On Fri, Sep 06, 2002 at 08:45:55PM +0200, Joerg Mayer wrote:
> Well, with each and every file added to the tree, we need to
> regenerate Makefile.in from Makefile.am -> autogen.sh.
Eh?
I've generally found that if you run "make", at least from the CVS tree,
and "Makefile.am" is newer than "Makefile.in", it re-runs automake and
regenerates "Makefile.in" - and then, as "Makefile.in" is newer than
"Makefile", it proceeds to re-run the configure script and regenerates
the Makefile:
% touch Makefile.am
% make |& tee errs
cd . && automake --gnu Makefile
cd . \
&& CONFIG_FILES=Makefile CONFIG_HEADERS= /bin/sh ./config.status
creating Makefile
make all-recursive
...
It appears, at least from the Makefile in one of my trees, that this is
done by the rules:
$(srcdir)/Makefile.in: Makefile.am $(top_srcdir)/configure.in $(ACLOCAL_M4)

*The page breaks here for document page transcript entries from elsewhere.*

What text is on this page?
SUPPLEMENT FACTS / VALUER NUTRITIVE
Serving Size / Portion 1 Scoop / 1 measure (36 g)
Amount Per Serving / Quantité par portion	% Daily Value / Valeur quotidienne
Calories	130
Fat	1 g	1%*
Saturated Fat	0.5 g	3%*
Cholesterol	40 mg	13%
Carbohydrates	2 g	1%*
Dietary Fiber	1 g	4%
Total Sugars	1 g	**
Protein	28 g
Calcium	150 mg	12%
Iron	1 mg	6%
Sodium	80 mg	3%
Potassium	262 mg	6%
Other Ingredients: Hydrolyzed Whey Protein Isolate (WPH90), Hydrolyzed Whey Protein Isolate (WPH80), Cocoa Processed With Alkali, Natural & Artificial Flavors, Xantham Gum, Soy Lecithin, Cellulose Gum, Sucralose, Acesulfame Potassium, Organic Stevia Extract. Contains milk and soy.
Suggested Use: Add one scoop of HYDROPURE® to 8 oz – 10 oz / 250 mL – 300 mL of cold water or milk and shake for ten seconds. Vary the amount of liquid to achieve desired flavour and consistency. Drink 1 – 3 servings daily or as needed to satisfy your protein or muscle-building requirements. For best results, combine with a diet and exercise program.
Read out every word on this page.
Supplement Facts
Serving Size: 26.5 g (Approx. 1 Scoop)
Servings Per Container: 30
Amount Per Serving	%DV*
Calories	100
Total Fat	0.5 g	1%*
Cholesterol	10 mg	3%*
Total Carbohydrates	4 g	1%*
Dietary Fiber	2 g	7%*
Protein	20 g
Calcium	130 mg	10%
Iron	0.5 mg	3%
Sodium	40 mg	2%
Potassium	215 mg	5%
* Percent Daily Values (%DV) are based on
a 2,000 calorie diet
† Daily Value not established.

cd $(top_srcdir) && $(AUTOMAKE) --gnu Makefile
Makefile: $(srcdir)/Makefile.in $(top_builddir)/config.status $(BUILT_SOURCES)
cd $(top_builddir) \
&& CONFIG_FILES=$@ CONFIG_HEADERS= $(SHELL) ./config.status
If a new *directory* is added, you might have to re-run autogen.sh to
generate stuff in that directory, and if the *behavior* of autogen.sh is
changed - e.g., your changes to use the backup files for autoconf if
necessary - you might have to re-run it, but I have not found that
merely adding a file to the tree always requires you to re-run
autoconf.sh.
> A solution might be that everyone upgrades their autoconf to
> version 2.53
Which would be a pain for me at work, as I can't just upgrade the
autoconf in "/usr/local" on the machines at work - the "/usr/local" file
systems are mounted read-only on most of the engineering compute
servers, to prevent people from randomly changing tools on which our
builds might depend - and I wouldn't want to do so anyway. I'd have to
use my own private version, or stop using the CVS tree for Ethereal at
work.
> and we include configure in the cvs tree (2.53
> doesn't include absolute line numbers into configure anymore).
That's a pain, because people can forget to check in "configure" if
they've updated something that generates it.